This piece by Robert Zoellick – to appear in the April 2nd, 2024, print edition of the Wall Street Journal – is superb. It conveys an enormous amount of relevant facts and insightful analyses in relatively few words, with the help, I add, of the Cato Institute’s Colin Grabow (to whose important work Zoellick justifiably links). I wish that I could reproduce here Zoellick’s entire piece. Unable to do so, I share three choice slices:

America’s elderly presidential candidates want to return the country to a fantasy mid-20th-century past. Their mantra is to restore manufacturing. But neither understands modern manufacturing or how America can forge a dynamic and secure future.

The Cato Institute has reported that—contrary to conventional belief—U.S. manufacturing accounts for a larger share of global output than Japan, Germany, South Korea and India combined. America’s productivity is far ahead, too. In 2019, the value added by the average American manufacturing worker was $141,000, exceeding second-place South Korea by more than $44,000 a worker and China by more than $120,000.

Global markets reflect this strength. Between 2002 and 2021, U.S. manufacturing exports more than doubled, with sales second only to China, which dominated low-end production. Foreigners understand American industry better than Joe Biden or Donald Trump does; they invested $2.1 trillion in U.S. manufacturing, including $121 billion in 2021, before Mr. Biden’s subsidies.

…..

The U.S. economy’s evolution from agriculture to manufacturing and now to services reflects changes in what Americans buy. Today, that means spending on healthcare, entertainment, sophisticated equipment and education.

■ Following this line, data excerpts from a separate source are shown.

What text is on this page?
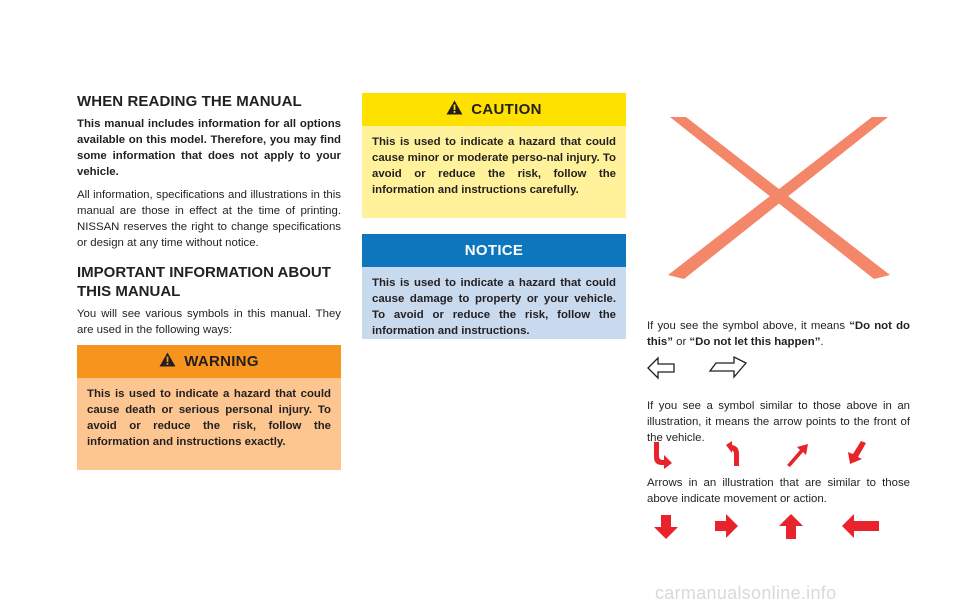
WHEN READING THE MANUAL

This manual includes information for all options available on this model. Therefore, you may find some information that does not apply to your vehicle.

All information, specifications and illustrations in this manual are those in effect at the time of printing. NISSAN reserves the right to change specifications or design at any time without notice.

IMPORTANT INFORMATION ABOUT THIS MANUAL

You will see various symbols in this manual. They are used in the following ways:

WARNING
This is used to indicate a hazard that could cause death or serious personal injury. To avoid or reduce the risk, follow the information and instructions exactly.
CAUTION
This is used to indicate a hazard that could cause minor or moderate perso-nal injury. To avoid or reduce the risk, follow the information and instructions carefully.
NOTICE
This is used to indicate a hazard that could cause damage to property or your vehicle. To avoid or reduce the risk, follow the information and instructions.	If you see the symbol above, it means “Do not do this” or “Do not let this happen”.

If you see a symbol similar to those above in an illustration, it means the arrow points to the front of the vehicle.

Arrows in an illustration that are similar to those above indicate movement or action.

carmanualsonline.info
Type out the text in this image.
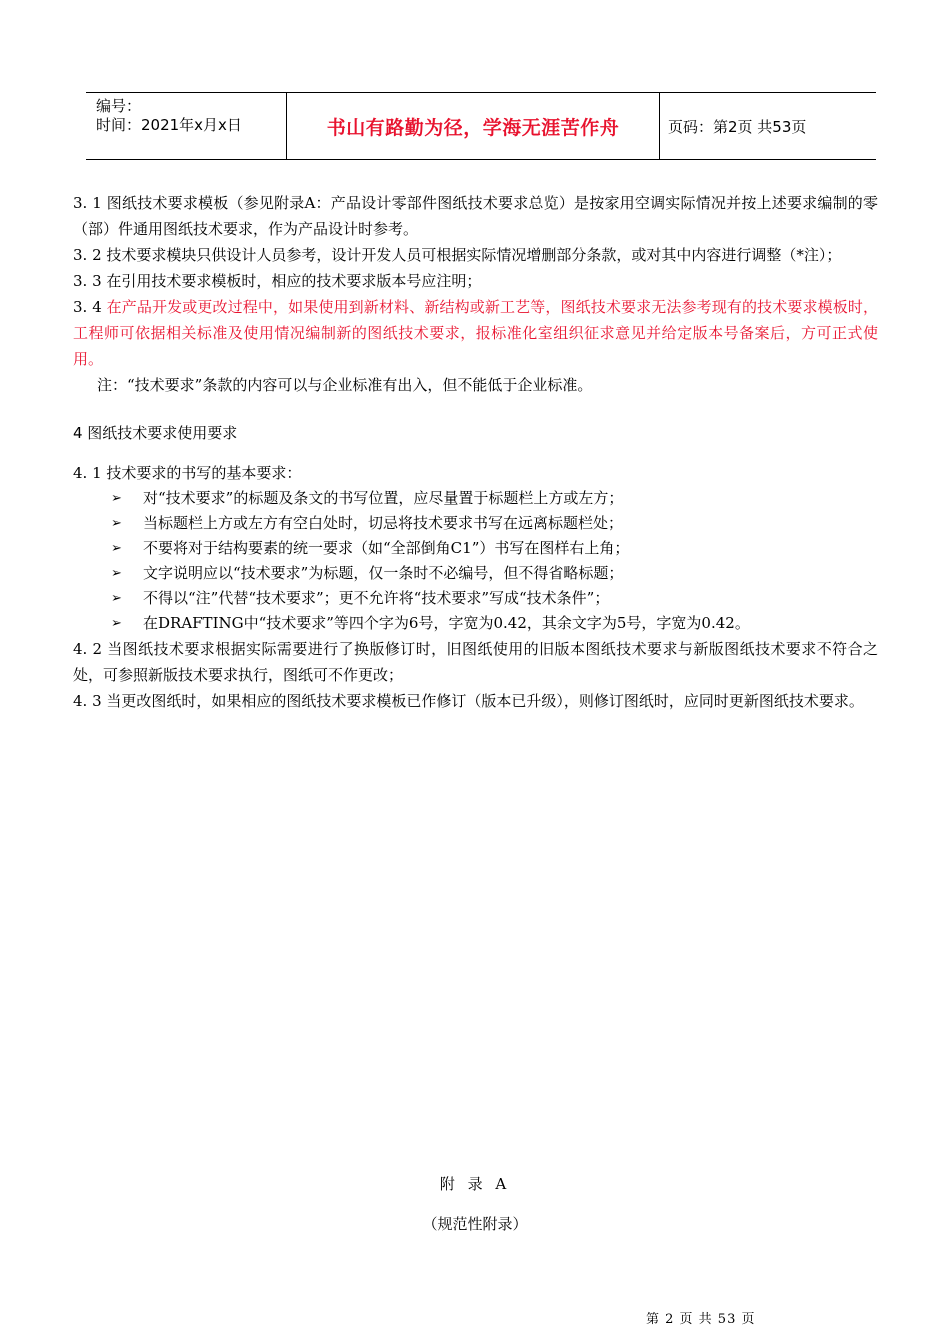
编号：
时间：2021年x月x日	书山有路勤为径，学海无涯苦作舟	页码：第2页 共53页

3. 1 图纸技术要求模板（参见附录A：产品设计零部件图纸技术要求总览）是按家用空调实际情况并按上述要求编制的零（部）件通用图纸技术要求，作为产品设计时参考。

3. 2 技术要求模块只供设计人员参考，设计开发人员可根据实际情况增删部分条款，或对其中内容进行调整（*注）；

3. 3 在引用技术要求模板时，相应的技术要求版本号应注明；

3. 4 在产品开发或更改过程中，如果使用到新材料、新结构或新工艺等，图纸技术要求无法参考现有的技术要求模板时，工程师可依据相关标准及使用情况编制新的图纸技术要求，报标准化室组织征求意见并给定版本号备案后，方可正式使用。

注：“技术要求”条款的内容可以与企业标准有出入，但不能低于企业标准。

4 图纸技术要求使用要求

4. 1 技术要求的书写的基本要求：

➢	对“技术要求”的标题及条文的书写位置，应尽量置于标题栏上方或左方；
➢	当标题栏上方或左方有空白处时，切忌将技术要求书写在远离标题栏处；
➢	不要将对于结构要素的统一要求（如“全部倒角C1”）书写在图样右上角；
➢	文字说明应以“技术要求”为标题，仅一条时不必编号，但不得省略标题；
➢	不得以“注”代替“技术要求”；更不允许将“技术要求”写成“技术条件”；
➢	在DRAFTING中“技术要求”等四个字为6号，字宽为0.42，其余文字为5号，字宽为0.42。

4. 2 当图纸技术要求根据实际需要进行了换版修订时，旧图纸使用的旧版本图纸技术要求与新版图纸技术要求不符合之处，可参照新版技术要求执行，图纸可不作更改；

4. 3 当更改图纸时，如果相应的图纸技术要求模板已作修订（版本已升级），则修订图纸时，应同时更新图纸技术要求。

附 录 A
（规范性附录）
第 2 页 共 53 页
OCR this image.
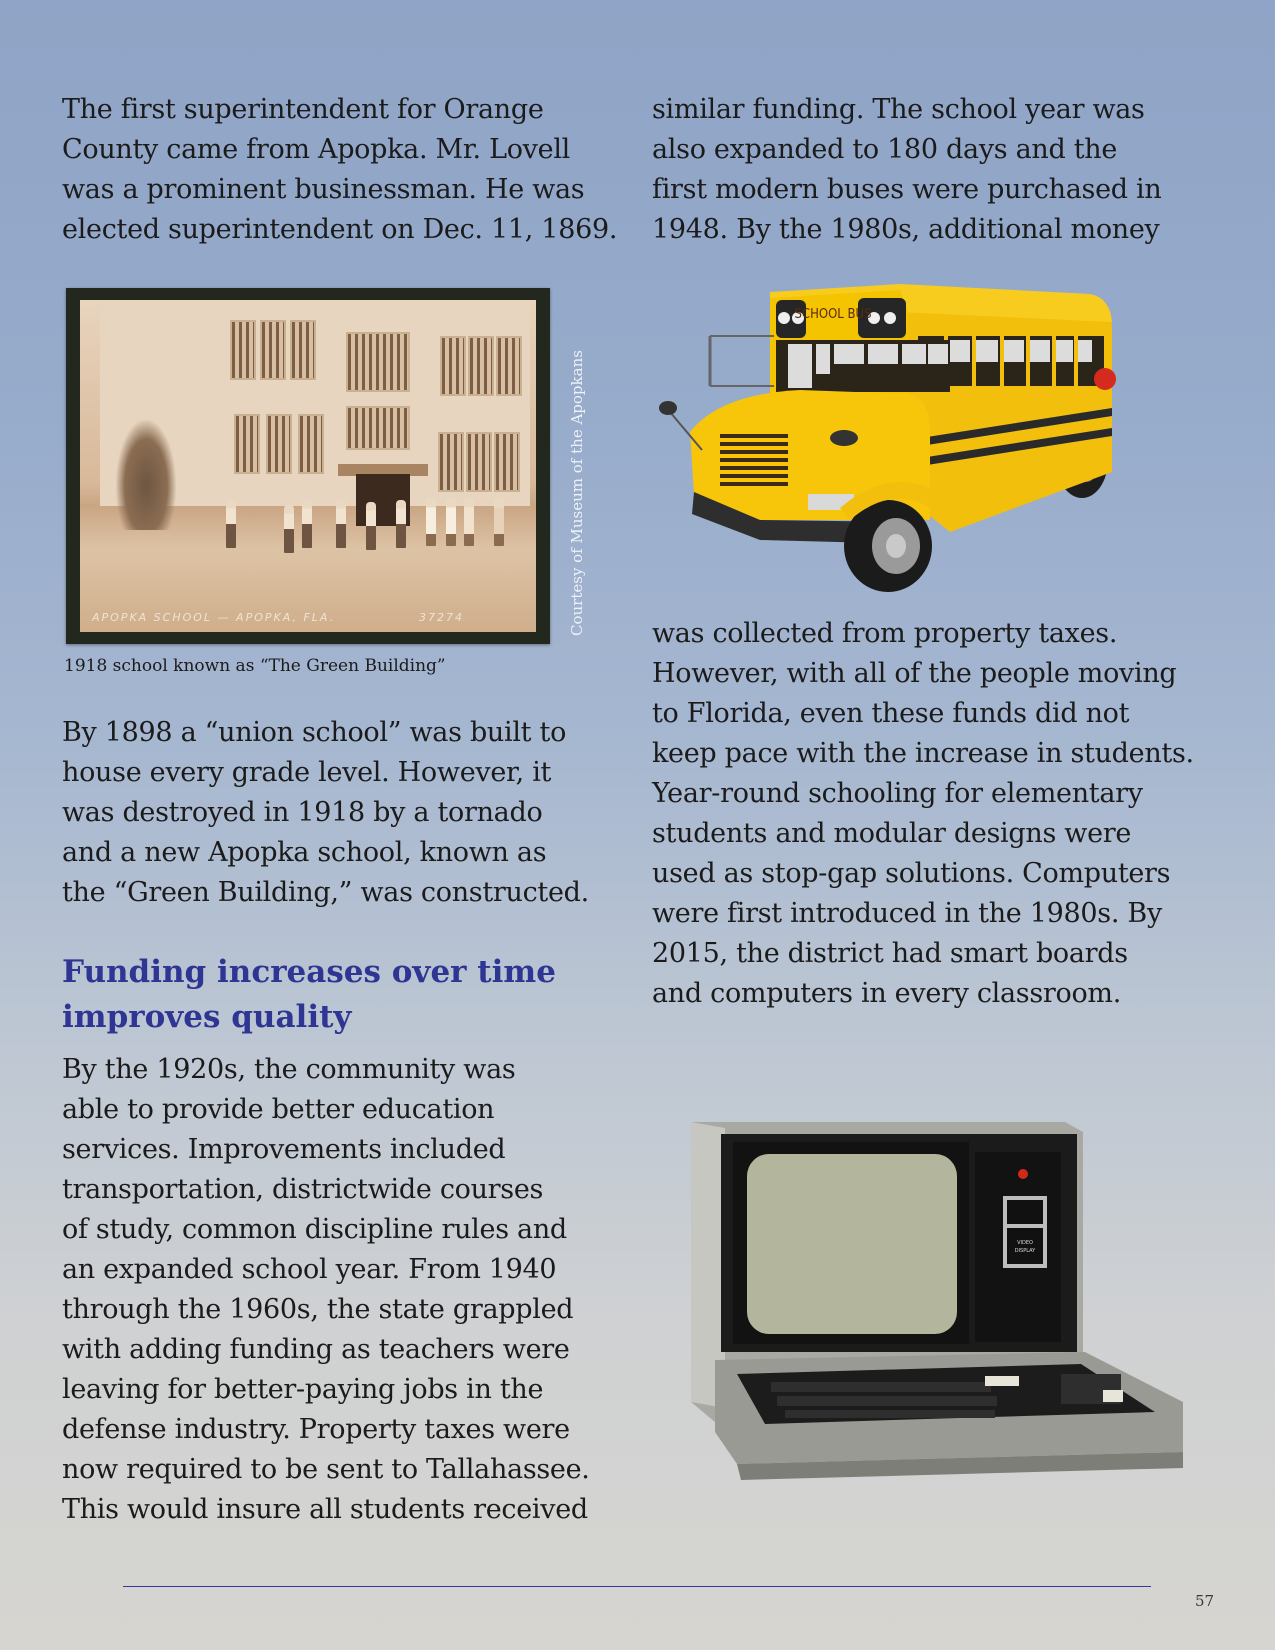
The first superintendent for Orange
County came from Apopka. Mr. Lovell
was a prominent businessman. He was
elected superintendent on Dec. 11, 1869.
APOPKA SCHOOL — APOPKA, FLA.	37274	Courtesy of Museum of the Apopkans
1918 school known as “The Green Building”
By 1898 a “union school” was built to
house every grade level. However, it
was destroyed in 1918 by a tornado
and a new Apopka school, known as
the “Green Building,” was constructed.
Funding increases over time
improves quality
By the 1920s, the community was
able to provide better education
services. Improvements included
transportation, districtwide courses
of study, common discipline rules and
an expanded school year. From 1940
through the 1960s, the state grappled
with adding funding as teachers were
leaving for better-paying jobs in the
defense industry. Property taxes were
now required to be sent to Tallahassee.
This would insure all students received
similar funding. The school year was
also expanded to 180 days and the
first modern buses were purchased in
1948. By the 1980s, additional money
SCHOOL BUS
was collected from property taxes.
However, with all of the people moving
to Florida, even these funds did not
keep pace with the increase in students.
Year-round schooling for elementary
students and modular designs were
used as stop-gap solutions. Computers
were first introduced in the 1980s. By
2015, the district had smart boards
and computers in every classroom.
VIDEO
DISPLAY
57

The Biden-Trump economy of nostalgia won’t lead to higher wages. Research by the Bureau of Labor Statistics and the Federal Reserve Bank of St. Louis shows that manufacturing workers earn less than the average private-sector worker. Manufacturing workers in higher-tech sectors, with greater productivity, fare better. These jobs benefit from trade, but Messrs. Biden and Trump fail to understand how a modern trade agenda can serve America’s interests and promote our values.

…..

Yet in the face of change, America’s two protectionist presidents retreated. Their formula has been to tax trade through higher tariffs, restrict the use of foreign inputs for American businesses, and bust the budget with hundreds of billions of dollars in subsidies. By directing patronage to favored causes and protecting others from competition, they are adding costs, limiting the country’s adaptability, and eroding U.S. financial resilience.